Sexual Harassment Claim

A 2019 California case, EEOC v. JCFB, Inc., held that individuals who have been sexual harassed in the workplace but failed to report the harassment to the EEOC within the reporting period may still be able to file suit against an employer if another person files a similar suit within the proper time frame. Employers should be on notice of this holding and ensure that they have thorough sexual harassment prevention, reporting, and investigation procedures in place, starting with sexual harassment training.

The EEOC filed suit against JCFB following Salvador Martinez’s allegations of sexual harassment. Martinez and Maria Palacios moved to intervene as plaintiffs. JCFB operates Porta Bella Restaurant, where Martinez worked, and Mediterranean Restaurant, where Palacios worked. JCFB opposed only Palacios’ motion, and the court considered whether to allow Palacios to intervene.

Palacios was hired at JCFB’s Mediterranean Restaurant in 2015. She alleged that throughout her employment, Leonardo Sanchez (another employee), subjected her to both verbal and physical sexual harassment.

Palacios recounted incidents of sexual harassment that occurred in 2016. In February, Sanchez stuck his tongue in her ear while she washed dishes. In March, he reached under her shirt to touch her breast. At other points, he offered to pay her for sex, followed her into the walk-in freezer, and told her that she could only be a prep cook if she had sex with him.

Palacios alleged that she complained of the harassment to the restaurant manager, which temporarily stopped the harassment. JCFB contends that it never received any complaints of sexual harassment from Palacios.

Palacios left JCFB in May 2016 and filed a charge of discrimination in February 2018. The EEOC did not file suit against JCFB based on Palacios’s complaint because it was filed too late.

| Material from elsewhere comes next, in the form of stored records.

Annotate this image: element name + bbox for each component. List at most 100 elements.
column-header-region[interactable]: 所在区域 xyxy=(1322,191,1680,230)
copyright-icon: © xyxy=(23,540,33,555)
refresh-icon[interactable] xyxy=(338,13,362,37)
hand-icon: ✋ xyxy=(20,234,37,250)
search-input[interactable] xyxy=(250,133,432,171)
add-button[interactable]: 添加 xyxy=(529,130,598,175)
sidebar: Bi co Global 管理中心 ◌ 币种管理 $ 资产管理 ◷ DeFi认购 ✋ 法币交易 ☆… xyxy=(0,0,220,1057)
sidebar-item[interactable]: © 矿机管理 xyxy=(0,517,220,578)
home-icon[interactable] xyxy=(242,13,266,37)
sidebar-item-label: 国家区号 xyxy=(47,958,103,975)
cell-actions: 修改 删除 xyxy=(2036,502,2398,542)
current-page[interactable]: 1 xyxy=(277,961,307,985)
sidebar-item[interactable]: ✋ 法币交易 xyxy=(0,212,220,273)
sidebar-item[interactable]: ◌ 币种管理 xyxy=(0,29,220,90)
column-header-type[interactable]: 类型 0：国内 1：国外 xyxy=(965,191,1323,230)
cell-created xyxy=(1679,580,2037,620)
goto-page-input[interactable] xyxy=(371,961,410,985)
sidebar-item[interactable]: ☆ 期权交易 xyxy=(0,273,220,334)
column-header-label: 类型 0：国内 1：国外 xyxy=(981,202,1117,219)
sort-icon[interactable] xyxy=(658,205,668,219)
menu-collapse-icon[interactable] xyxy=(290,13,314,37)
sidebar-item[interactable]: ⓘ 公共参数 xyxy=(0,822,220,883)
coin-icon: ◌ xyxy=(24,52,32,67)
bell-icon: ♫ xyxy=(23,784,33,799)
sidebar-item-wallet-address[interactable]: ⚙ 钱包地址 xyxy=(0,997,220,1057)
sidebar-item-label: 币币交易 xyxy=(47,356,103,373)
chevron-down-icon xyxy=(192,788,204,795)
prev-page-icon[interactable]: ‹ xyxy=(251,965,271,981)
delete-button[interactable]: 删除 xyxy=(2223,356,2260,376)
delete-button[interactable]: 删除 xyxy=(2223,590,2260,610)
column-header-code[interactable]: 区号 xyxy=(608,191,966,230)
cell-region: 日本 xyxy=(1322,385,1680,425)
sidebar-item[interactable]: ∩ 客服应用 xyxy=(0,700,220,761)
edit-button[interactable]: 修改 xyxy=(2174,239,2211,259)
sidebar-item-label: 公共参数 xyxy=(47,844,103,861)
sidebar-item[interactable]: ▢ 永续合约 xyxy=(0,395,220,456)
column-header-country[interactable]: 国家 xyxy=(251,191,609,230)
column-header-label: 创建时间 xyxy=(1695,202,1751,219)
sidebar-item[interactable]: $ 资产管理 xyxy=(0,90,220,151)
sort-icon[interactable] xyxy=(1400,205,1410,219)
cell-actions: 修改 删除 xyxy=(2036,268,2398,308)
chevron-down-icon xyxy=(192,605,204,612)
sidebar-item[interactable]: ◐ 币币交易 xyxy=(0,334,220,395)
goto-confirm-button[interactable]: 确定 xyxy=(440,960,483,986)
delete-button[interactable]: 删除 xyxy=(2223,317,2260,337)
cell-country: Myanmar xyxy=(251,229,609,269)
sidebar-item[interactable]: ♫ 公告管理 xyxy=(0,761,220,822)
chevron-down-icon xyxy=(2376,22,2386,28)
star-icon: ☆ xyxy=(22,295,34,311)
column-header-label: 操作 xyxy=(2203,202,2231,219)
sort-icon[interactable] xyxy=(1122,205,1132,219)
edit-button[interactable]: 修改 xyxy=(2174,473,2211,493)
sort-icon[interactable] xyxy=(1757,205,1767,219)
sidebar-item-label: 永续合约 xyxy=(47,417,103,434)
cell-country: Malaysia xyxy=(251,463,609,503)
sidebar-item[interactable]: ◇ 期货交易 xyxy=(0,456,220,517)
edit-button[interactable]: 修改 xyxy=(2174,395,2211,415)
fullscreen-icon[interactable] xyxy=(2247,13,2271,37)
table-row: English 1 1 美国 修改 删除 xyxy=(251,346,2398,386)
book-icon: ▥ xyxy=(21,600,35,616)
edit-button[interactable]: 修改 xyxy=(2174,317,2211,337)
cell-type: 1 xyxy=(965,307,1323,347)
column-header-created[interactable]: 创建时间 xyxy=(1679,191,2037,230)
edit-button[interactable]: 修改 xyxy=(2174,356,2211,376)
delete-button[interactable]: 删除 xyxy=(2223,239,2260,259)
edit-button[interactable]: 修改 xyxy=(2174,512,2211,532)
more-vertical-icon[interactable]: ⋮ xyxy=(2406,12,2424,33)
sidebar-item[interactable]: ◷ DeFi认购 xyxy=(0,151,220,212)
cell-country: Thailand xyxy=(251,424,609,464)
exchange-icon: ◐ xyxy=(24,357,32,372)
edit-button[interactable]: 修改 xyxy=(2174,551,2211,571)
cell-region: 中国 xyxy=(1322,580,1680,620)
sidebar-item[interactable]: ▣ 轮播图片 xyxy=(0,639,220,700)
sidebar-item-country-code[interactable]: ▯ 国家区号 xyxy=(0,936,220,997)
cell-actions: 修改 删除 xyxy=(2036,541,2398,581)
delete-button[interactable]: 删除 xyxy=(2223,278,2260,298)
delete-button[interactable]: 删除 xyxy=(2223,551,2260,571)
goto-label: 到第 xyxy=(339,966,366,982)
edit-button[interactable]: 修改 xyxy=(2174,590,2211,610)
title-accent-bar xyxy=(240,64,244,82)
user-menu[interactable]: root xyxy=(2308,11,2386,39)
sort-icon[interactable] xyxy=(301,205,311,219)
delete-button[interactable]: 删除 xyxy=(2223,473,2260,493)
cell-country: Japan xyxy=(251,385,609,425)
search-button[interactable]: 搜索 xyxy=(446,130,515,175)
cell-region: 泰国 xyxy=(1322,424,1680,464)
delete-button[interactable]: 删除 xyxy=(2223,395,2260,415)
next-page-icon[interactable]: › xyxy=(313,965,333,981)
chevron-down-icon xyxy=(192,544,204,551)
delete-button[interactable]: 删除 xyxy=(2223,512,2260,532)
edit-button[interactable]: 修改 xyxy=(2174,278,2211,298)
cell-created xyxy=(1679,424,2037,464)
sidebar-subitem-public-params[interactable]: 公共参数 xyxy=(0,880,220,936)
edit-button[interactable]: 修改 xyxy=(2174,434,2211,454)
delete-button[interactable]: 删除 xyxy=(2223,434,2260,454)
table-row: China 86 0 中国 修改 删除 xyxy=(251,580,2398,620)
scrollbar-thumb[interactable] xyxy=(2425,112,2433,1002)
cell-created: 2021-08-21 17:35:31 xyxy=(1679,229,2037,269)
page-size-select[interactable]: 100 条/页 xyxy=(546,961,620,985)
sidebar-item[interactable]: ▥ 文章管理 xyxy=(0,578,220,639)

Under federal law, “a person aggrieved” can file their claim on top of someone else’s charge even if the individual’s own claim was not filed on time. This practice, known as “piggybacking,” allows this revival only if the two claims are so similar that filing suit about one of them puts the employer on notice about both.

The court considered Martinez’s claim, which was filed timely. Martinez alleged that while he was employed at Porta Bella in 2016, Sanchez and another employee regularly sexually harassed him physically. When Martinez complained to his supervisor, the supervisor told him to ignore the harassment. Martinez further alleged that in May 2016, that supervisor joined in Sanchez’s sexual harassment. Martinez unsuccessfully attempted to contact JCFB through an attorney, and then contacted the EEOC to file his complaint.

The court was satisfied that Martinez’s claim and Palacios’s claim were similar enough to allow piggybacking and allowed Palacios to join Martinez as plaintiffs. The case had not reached trial as of June 2019.

Beginning in 2020, SB 1343 requires California sexual harassment training be provided by all employers with five or more employees. By providing compliant sexual harassment training to all employees, employers can take proactive measures to prevent the behavior described in EEOC v. JCFB and employees can empowered to report such behavior through established reporting procedures so the employer can investigate and take appropriate action.